Кстати, я в первые годы знакомства с ним спросила — конечно, у меня эта проблема висит: «Как вы к „Слову“ относитесь?» И Зализняк сказал: «Это не моя тема, потому что это национальное достояние. Такой сюжет, такая книга и такое к ней отношение как к святыне национальной, что ее трогать нельзя». Хотя было известно, что у него была одна статья про какую-то грамматическую форму в древнерусском языке, где он показал, что в «Слове» она употребляется, а уже после «Слова» исчезла. Уже, значит, это какой-то знак того, что не придумать было анониму. Ну, а потом тема была уже закрыта, мы не обсуждали «Слово»; вышла когда очередная книга Кинана [108] в Америке, тут Зализняка как-то — ну, он не говорил этого слова — заело. Ну, и он занялся этим.

В докладе «Проблема подлинности „Слова о полку Игореве“» [109], сделанном им 19 декабря 2007 года в Академии наук, Зализняк сказал: «Одну из традиционных для последних двух веков дискуссионных проблем из области истории русской литературы и культуры составляет вопрос о происхождении „Слова о полку Игореве“. Противостоят друг другу две точки зрения — что это подлинное произведение, созданное в древнерусскую эпоху, и что это подделка конца XVIII века, созданная незадолго до первой публикации этого произведения в 1800 году. Разрешение этой дилеммы чрезвычайно затруднено тем, что рукописный сборник, в составе которого было „Слово о полку Игореве“, по сохранившимся сведениям (впрочем, не совсем четким), погиб при нашествии Наполеона в великом московском пожаре 1812 года. Тем самым анализ почерка, бумаги, чернил в данном случае невозможен».

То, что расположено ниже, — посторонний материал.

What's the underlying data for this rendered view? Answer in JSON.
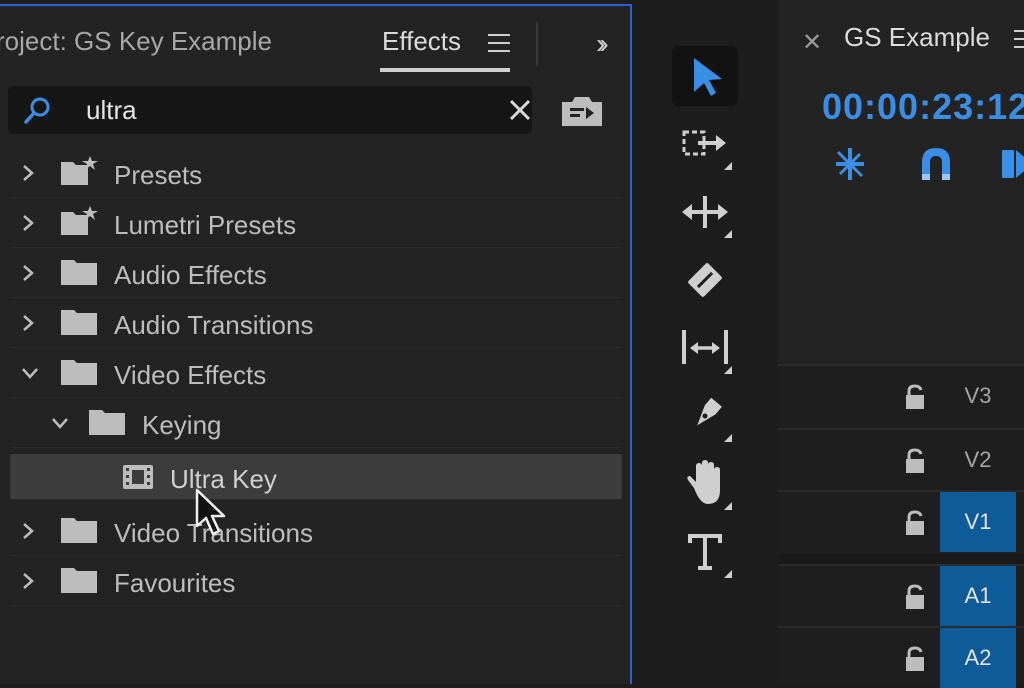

На основе скрупулезного лингвистического анализа текста «Слова» Зализняк делает вывод: «Либо „Слово о полку Игореве“ и есть древнее сочинение, дошедшее в списке XV–XVI веков, сделанном северо-западным писцом, — в тексте нет никаких элементов, которые исключали бы такую версию; либо все эти языковые характеристики искусственно воспроизвел умелый фальсификатор (или имитатор) XVIII века. <…> Подделка не является абсолютно невозможной, но ее можно допустить только в том предположении, что ее осуществил некий гений, причем пожелавший полностью скрыть от человечества свою гениальность».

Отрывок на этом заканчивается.